10-02-10, 04:03 PM #1science manGuest
Where can I find Latin music?
When I google Latin music it thinks I'm talking about Spanish music which is not true. I mean true Latin. The mother of the Roman languages. (Spoken in Ancient Rome) So does anyone know where can I find that kind of music? By the way, I already have Ave Maria and Gregorian Chants by Capella Gregoriana which are in Latin, but is anything else out there?
10-02-10, 05:02 PM #2
10-02-10, 05:06 PM #3
10-02-10, 06:38 PM #4
10-02-10, 06:39 PM #5science manGuest
10-02-10, 11:18 PM #6
Latin is a language; the culture is Roman. When you say "Latin" today, virtually everyone assumes you mean Latin America. You'd do better to Google "music of Rome" or "Ancient Roman music," or something like that. I found a musical group named "Synaulia" on Wikipedia. They claim to recreate the music of Rome. But as far as I can tell it's all instrumental; there's no singing.
I think you'll be disappointed in your search. The Greeks left us pretty good information about their music, including descriptions of their modalities, the mathematics of their scales, and even a few bits of what we call "sheet music." The Romans did nothing like that. Most of what we think we know about Roman music is implied from their practice of copying Greek culture. We don't have any of their melodies or lyrics so we can't sing their songs.
The early Christian church was scandalized by theatrical music so it was suppressed--a phenomenon which unfortunately still survives in some "modern" Abrahamic communities. I didn't spend a lot of time looking at Synaulia, but I'm sure all they're doing is playing music of Greek form, using the instruments the Romans are known to have had.

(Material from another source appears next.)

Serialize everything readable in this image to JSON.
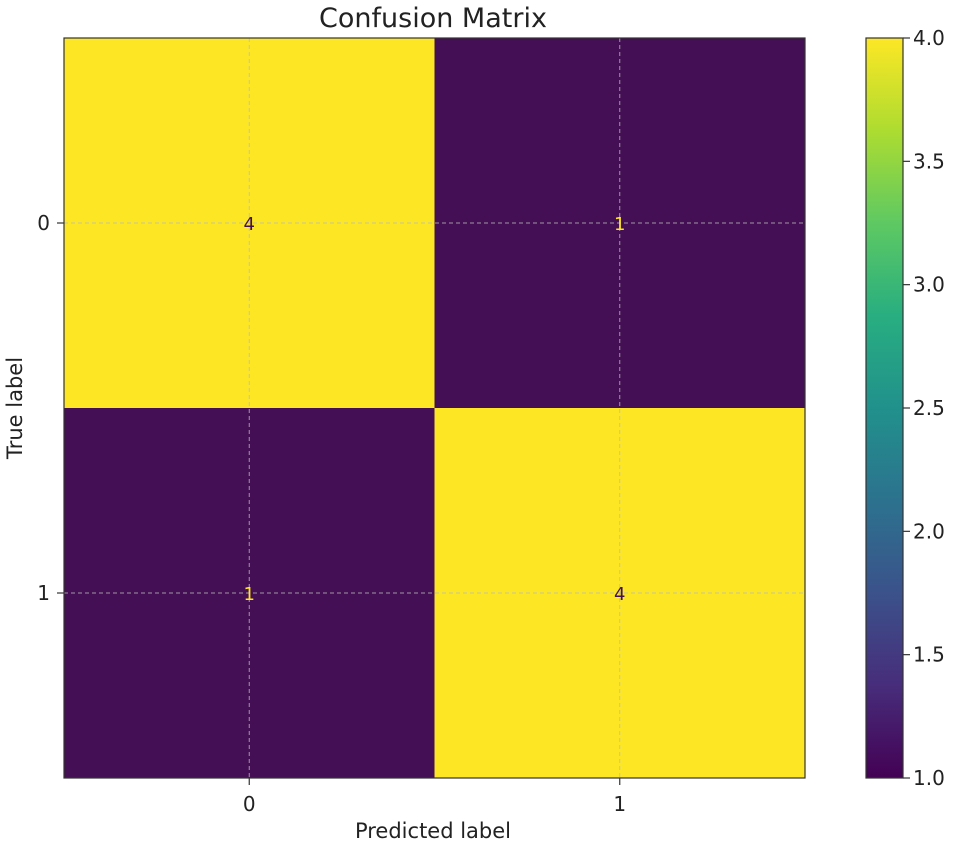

There is of course a mountain of songs with Latin lyrics, but they were all written in the Middle Ages by people for whom Latin was no longer a living vernacular language. Mostly hymns and other religious stuff, by then the church leaders realized that you can't expect to be popular by denying music to people. But nobody was inspired to write love songs, drinking chants or war ballads in Latin.
About 75 years ago Carl Orff decided to remedy this. He searched diligently and found a collection of silly, profane, and otherwise totally un-religious poems written in the 13th century by students and other iconoclasts. He set some of them to music, for a choir and orchestra, and named the composition "Carmina Burana," the title of the poetry collection. He did his best to make the music sound ancient and the result is very entertaining. The last time we went to an Ozzy Osbourne concert they played selections from Carmina Burana for intermission music; it fits right into a heavy metal mood.
A friend of mine is a composer and concert pianist. The local German-American association recently put on a performance of Carmina Burana using three choirs and a stripped-down instrumental ensemble of two pianos plus a head-banging percussion section. They held it in a very elegant and acoustically perfect theater. It was quite a memorable evening.
10-03-10, 04:04 AM #7
11-16-10, 01:36 AM #8
Music shackled by a language? Quaint notion.
Pal, music is MUSIC. Music has SURs, ie metres plus melody, and is definitely DIVINE. Man made words provide swar [vocal sounds], though not absolutely necessary. Words are poetry, and must conform to the musical metrical rules.
Pingala, 2400 years ago studied the math of music in detail. His treatise is a must read for anyone aspiring to master Indian music.